Ex-Dean: Justices Not Rigid
Former Stanford Law School Dean Kathleen Sullivan delivered a speech at LSU on constitutional law and its non-partisan influences. 2 the Advocate’s Jordan Blum reports:
Former Stanford Law School Dean Kathleen Sullivan said Tuesday that “constitutional law really is law” when ruled on by the U.S. Supreme Court and not the result of partisan politics.
Sullivan, who made national news in 2009 as potentially the first gay U.S. Supreme Court nominee, compared constitutional law to a “rudder” in guiding court rulings that should not be depicted as too rigid.
At her speech at the LSU Law Center, Sullivan focused on two recent free-speech cases: Citizens United v. Federal Election Commission and Christian Legal Society v. Martinez, when the “so-called liberal” justices were the ones who went against free speech.

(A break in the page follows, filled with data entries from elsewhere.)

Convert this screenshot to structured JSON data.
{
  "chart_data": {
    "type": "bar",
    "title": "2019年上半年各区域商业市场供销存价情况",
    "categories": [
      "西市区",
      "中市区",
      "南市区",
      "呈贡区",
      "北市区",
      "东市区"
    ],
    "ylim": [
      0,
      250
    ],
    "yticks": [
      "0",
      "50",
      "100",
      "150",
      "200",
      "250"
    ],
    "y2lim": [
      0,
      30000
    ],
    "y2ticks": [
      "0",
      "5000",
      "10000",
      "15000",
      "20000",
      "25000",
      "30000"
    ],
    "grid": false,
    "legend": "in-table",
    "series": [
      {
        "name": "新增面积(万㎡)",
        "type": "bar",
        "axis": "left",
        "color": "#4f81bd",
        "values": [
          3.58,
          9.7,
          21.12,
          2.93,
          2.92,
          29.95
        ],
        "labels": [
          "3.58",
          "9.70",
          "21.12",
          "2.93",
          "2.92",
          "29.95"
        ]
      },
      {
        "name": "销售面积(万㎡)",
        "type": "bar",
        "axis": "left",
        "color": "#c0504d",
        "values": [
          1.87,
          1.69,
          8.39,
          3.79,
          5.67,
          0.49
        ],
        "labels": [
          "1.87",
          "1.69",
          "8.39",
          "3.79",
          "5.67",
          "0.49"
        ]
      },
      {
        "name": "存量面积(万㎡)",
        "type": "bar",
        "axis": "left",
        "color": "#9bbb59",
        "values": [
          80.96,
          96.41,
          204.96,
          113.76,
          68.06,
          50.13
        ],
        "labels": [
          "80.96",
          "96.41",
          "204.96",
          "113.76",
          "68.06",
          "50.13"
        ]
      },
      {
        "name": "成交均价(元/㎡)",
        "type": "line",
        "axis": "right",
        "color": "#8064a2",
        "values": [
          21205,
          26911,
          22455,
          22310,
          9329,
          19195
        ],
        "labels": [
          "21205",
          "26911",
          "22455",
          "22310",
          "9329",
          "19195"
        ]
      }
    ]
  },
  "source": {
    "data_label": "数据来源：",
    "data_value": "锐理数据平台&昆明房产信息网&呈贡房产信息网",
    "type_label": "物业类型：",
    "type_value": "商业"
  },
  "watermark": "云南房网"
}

“These apparent inconsistencies illustrate constitutional law really is law,” said Sullivan, a partner at the Quinn Emanuel Urquhart & Sullivan law firm in New York.
She gave the public lecture — “Is Constitutional Law Law? Recent Trends in Free Speech and Federalism” — at LSU as part of the Judge Alvin B. & Janice G. Rubin Visiting Professor of Law Program.
Sullivan called it “terribly” wrong when the media and others assume the justices will fall on narrow 5-4 rulings just because of their political leanings.
“Of course, politics can play a role,” she said, especially in the Supreme Court selection process.
But, she argued, the quality of the justices and their life tenure prevent politics from deciding everything.
“It looks political for a nanosecond and, in the long run, it works out OK,” she said.
Essentially, Sullivan said, the “conservative” justices ruled in favor of free speech, even if the free speech supported corporations.
Likewise, in the Christian Legal Society case, the U.S. Supreme Court went 5-4 — this time with the “liberals” and Justice Anthony M. Kennedy in the majority — against free speech, she said.
In some cases, Sullivan said, conservative or liberal justices may interpret that the need for “liberty” and “justice” outweighs freedom of speech.
The same issues can apply with supposedly partisan issues of federalism and states’ rights, she said, again referencing the rudder.
“It’s kind of a mistake to wake up and say, ‘I am always for states’ rights,’ ” she said.
Sometimes, “liberals” back civil litigation rights over federalism, she said.
It is not a time to “despair” or a “gotcha” moment, Sullivan said, when one decides, “Oh no, I was for states’ rights until I was against them.”
Instead, “It’s a moment to celebrate,” she said, because every case can be a little different.